PROGETTARE IL FUTURO:
“PROMUOVERE UNA NUOVA CULTURA D’IMPRESA
PER UNA CRESCITA SOSTENIBILE”

INTESA SANPAOLO E CONFINDUSTRIA
POTENZIANO L’ACCORDO 2016-2019

8 MILIARDI PER LE IMPRESE DEL PIEMONTE

• Focus su formazione, passaggio generazionale, filiere e sostenibilità
• A regime il sistema qualitativo del rating di credito
• Competitività e trasformazione digitale delle imprese

Torino, 13 novembre 2018 - È stato presentato oggi a Lauriano (Torino), presso il Caseificio Pugliese F.lli Radicci, l’addendum all’accordo 2016-2019 tra Confindustria Piccola Industria e Intesa Sanpaolo “Progettare il futuro”, dedicato alla competitività e alla trasformazione delle imprese per cogliere le opportunità offerte dalla ‘quarta rivoluzione industriale’. L’addendum “Promuovere una nuova cultura di impresa per una crescita sostenibile” valorizza gli aspetti già previsti dall’accordo in vigore e, dando ulteriore impulso alla collaborazione, promuove una nuova cultura d’impresa intesa come capacità degli imprenditori di attivarsi per utilizzare le soluzioni e gli strumenti disponibili per il rafforzamento aziendale.
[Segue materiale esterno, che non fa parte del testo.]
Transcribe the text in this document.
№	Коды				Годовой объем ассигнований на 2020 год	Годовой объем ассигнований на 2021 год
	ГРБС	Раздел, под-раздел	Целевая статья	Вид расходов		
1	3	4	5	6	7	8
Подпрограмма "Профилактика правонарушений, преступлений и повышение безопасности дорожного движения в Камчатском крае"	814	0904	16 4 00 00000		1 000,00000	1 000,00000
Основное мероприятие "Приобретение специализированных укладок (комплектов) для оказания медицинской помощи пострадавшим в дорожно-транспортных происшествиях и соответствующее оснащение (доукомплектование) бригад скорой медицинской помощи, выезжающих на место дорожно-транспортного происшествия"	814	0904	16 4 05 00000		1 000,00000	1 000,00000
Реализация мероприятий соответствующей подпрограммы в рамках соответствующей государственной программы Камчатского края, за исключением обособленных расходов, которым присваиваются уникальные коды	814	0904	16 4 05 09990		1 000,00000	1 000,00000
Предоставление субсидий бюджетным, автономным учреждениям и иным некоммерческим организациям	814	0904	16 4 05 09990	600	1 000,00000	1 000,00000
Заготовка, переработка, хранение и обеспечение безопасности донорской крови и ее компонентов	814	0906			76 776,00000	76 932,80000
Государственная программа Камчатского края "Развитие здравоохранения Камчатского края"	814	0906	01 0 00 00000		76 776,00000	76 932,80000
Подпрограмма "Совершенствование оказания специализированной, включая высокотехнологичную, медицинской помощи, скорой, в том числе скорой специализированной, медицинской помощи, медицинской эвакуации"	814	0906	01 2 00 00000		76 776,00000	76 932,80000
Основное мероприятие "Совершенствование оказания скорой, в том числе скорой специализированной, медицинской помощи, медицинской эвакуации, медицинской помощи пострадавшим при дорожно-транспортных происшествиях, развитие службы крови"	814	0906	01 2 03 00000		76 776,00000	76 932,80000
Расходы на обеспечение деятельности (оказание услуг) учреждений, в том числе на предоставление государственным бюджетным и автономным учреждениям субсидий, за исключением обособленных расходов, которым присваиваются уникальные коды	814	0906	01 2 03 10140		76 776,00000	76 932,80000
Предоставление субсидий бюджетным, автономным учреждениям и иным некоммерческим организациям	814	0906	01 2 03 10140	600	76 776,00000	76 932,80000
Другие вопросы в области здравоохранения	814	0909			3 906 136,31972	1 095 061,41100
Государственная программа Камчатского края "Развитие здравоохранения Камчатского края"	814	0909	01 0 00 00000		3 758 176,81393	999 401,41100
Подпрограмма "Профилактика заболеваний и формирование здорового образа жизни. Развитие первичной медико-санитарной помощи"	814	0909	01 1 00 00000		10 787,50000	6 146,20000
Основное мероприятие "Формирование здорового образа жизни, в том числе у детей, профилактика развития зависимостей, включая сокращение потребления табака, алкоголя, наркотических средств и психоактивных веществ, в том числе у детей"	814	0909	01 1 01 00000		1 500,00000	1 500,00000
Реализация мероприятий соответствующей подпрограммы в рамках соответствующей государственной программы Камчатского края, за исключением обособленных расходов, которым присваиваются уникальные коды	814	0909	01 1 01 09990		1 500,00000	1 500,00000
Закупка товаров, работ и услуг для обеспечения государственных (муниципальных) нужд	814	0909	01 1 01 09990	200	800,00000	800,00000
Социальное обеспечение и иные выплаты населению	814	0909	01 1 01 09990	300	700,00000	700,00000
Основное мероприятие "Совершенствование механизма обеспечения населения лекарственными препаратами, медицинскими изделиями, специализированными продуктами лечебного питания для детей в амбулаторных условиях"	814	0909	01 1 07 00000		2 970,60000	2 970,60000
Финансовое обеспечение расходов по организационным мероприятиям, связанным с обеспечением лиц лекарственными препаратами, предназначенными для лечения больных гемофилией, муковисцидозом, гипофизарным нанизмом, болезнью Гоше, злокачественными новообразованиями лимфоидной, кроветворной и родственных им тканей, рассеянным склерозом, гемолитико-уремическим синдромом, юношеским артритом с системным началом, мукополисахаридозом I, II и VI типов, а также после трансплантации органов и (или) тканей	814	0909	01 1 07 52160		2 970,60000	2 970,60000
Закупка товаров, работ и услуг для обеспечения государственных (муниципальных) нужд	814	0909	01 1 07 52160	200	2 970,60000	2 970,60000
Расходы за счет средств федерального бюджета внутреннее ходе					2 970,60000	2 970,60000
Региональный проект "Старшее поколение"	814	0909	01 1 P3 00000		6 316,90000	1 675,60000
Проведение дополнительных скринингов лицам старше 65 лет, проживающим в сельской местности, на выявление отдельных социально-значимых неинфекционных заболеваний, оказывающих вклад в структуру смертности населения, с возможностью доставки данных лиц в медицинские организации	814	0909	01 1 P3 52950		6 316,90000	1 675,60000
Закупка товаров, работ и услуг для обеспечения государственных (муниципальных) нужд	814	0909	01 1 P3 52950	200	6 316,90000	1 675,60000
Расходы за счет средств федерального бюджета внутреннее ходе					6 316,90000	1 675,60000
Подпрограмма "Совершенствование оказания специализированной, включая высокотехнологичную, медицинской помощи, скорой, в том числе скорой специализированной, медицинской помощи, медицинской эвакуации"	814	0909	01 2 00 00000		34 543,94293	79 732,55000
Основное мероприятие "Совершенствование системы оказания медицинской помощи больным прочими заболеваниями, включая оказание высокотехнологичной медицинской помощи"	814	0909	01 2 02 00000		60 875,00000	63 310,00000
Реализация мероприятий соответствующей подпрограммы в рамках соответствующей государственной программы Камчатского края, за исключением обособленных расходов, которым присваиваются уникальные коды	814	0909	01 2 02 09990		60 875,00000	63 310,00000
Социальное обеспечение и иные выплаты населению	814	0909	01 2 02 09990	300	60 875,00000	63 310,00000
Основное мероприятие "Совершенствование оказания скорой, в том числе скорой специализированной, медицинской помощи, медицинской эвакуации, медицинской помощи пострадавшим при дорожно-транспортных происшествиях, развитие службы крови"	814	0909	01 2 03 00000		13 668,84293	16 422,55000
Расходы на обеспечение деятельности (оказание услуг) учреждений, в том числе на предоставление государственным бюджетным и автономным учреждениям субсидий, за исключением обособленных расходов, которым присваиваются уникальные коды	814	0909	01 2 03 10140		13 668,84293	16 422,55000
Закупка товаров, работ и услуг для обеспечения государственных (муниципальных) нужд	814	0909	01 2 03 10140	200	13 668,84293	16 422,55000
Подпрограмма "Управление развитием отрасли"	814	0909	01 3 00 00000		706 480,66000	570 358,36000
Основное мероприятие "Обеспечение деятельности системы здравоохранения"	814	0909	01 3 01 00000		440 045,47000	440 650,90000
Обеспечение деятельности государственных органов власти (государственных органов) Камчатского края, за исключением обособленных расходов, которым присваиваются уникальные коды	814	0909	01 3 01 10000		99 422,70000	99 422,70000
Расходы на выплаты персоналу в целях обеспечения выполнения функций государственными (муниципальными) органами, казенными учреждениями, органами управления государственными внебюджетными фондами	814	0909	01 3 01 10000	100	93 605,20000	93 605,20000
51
La partnership, che mette a disposizione un plafond nazionale di 90 miliardi di euro nell’arco dei tre anni, dei quali 8 miliardi di euro destinati alle imprese del Piemonte, viene presentata all’interno dei luoghi deputati ad accogliere e fare proprie le finalità dell’accordo: le imprese. In Piemonte presso il Caseificio Pugliese F.lli Radicci, dove ha introdotto i lavori il presidente della Piccola Industria dell’Unione Industriale di Torino Giovanni Fracasso. Il responsabile Industry & Banking Direzione Studi e Ricerche Intesa Sanpaolo Fabrizio Guelpa ha illustrato lo scenario macroeconomico, con focus in particolare sulla provincia di Torino. Sono seguiti gli interventi di Cristina Balbo, direttore regionale Piemonte, Valle d’Aosta e Liguria di Intesa Sanpaolo e di Carlo Robiglio, presidente Piccola Industria Confindustria. Alla tavola rotonda di chiusura, dedicata al rafforzamento del sistema produttivo locale, hanno partecipato Giuseppe Locati, direttore generale Lanzi, Paolo Musso, direttore commerciale regionale di Intesa Sanpaolo, Carlo Radicci, amministratore delegato del Caseificio Pugliese e Dante Valua, amministratore delegato Propagroup.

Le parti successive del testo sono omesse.